Sunday, October 27, 2013

Oh, Dear, It's Deer Season

Hunting season got underway in Nova Scotia on Friday so it's time to deck out the dogs in blaze orange. My husband found these fleece "collars" -- did the designer think dogs have necks like giraffes?? Fully unrolled, the tubes would fall past their noses. Well, their ears will be warm.

I don't know why they look like this! The collars don't bother them.

For me, a city girl, hunting season is the downside of country living.
We're pretty lucky where we live. We don't get a lot of hunters coming in the unimproved road, although thanks to the big clearcut job done back in the woods this summer, there is now an actual road to tempt hunters. Luckily, our normal walk through the woods ends just past our own property line, at the beaver brook, so we shouldn't be in any danger.

My annual blaze orange fashion show.
A friend in Ontario once told the story of going horseback riding on her friend's well-posted rural property and stepping out of the woods to find three hunters with their rifles aimed at them. Not only were they hunting on private, posted property, they weren't able to tell that what they heard were two horses coming through the trees. Proves you can't be too careful, and hunters can't be too smart.

My husband has decided he wants a buck this year. First time since I met him seven year ago that he has gone hunting. He started shooting partridge last fall and we enjoyed eating those tiny little birds. But really, he has to stop watching those Alaska backwoods shows because now he talks about "getting our meat for the winter". I don't venison so likely I'll be able to make good on my plan to eat less meat.
This is how irrational government policies are: You can shoot a buck with a special permit but you can only shoot a doe if you win a doe license. Yet there are more does than bucks, and bucks keep the gene pool refreshed. My husband thinks our deer are getting smaller and he reasons it's because the bucks are breeding their own offspring.
Perhaps we should draw to shoot the bucks, and allow people only one or two doe a season.
In the argument of population control, Nature takes care of an imbalance; if there are too many deer, vehicles and disease will reduce the population. It's incredible how many dead raccoons are littering the roads this year.

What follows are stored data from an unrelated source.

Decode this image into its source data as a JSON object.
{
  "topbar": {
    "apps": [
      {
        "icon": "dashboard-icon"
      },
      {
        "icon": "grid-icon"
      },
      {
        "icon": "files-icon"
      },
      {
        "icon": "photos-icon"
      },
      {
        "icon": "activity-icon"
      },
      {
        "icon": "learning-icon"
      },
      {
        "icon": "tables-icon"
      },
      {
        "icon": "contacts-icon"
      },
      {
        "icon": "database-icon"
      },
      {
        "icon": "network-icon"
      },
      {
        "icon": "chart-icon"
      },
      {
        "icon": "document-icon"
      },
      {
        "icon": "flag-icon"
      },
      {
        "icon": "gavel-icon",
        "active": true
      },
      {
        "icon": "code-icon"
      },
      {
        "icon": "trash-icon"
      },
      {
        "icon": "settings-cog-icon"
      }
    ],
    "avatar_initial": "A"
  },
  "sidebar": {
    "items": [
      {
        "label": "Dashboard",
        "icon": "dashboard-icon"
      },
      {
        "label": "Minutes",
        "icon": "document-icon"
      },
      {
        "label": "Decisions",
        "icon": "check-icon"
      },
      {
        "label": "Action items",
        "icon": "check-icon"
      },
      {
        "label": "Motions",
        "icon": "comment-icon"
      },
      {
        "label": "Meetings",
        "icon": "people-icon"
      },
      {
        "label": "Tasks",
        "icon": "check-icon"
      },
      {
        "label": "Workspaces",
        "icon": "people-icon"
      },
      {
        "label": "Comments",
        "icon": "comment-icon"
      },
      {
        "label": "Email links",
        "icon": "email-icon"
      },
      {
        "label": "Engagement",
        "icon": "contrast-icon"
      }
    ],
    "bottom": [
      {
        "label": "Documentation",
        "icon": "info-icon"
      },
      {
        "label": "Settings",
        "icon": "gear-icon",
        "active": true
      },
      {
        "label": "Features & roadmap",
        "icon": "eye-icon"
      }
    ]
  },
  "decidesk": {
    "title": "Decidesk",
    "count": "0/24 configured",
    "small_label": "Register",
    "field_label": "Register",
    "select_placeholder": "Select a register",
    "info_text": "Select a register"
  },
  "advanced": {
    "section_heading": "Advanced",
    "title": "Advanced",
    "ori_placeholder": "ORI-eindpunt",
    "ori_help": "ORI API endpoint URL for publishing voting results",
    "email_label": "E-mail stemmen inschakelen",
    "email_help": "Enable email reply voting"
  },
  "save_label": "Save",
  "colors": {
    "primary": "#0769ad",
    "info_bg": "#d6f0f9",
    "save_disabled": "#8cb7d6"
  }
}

I have yet to reconcile myself to hunting. I don't like it, can't imagine killing an animal as beautiful as a deer. Yet I know all my meat comes from an animal that was once alive, raised in a food-factory setting, and likely suffered for that far more than any deer does. It's the beauty and freedom of a wild animal that pulls at my heart strings. Keeps me from ever pulling a trigger even just to experience that connection between taking the life and consuming the life.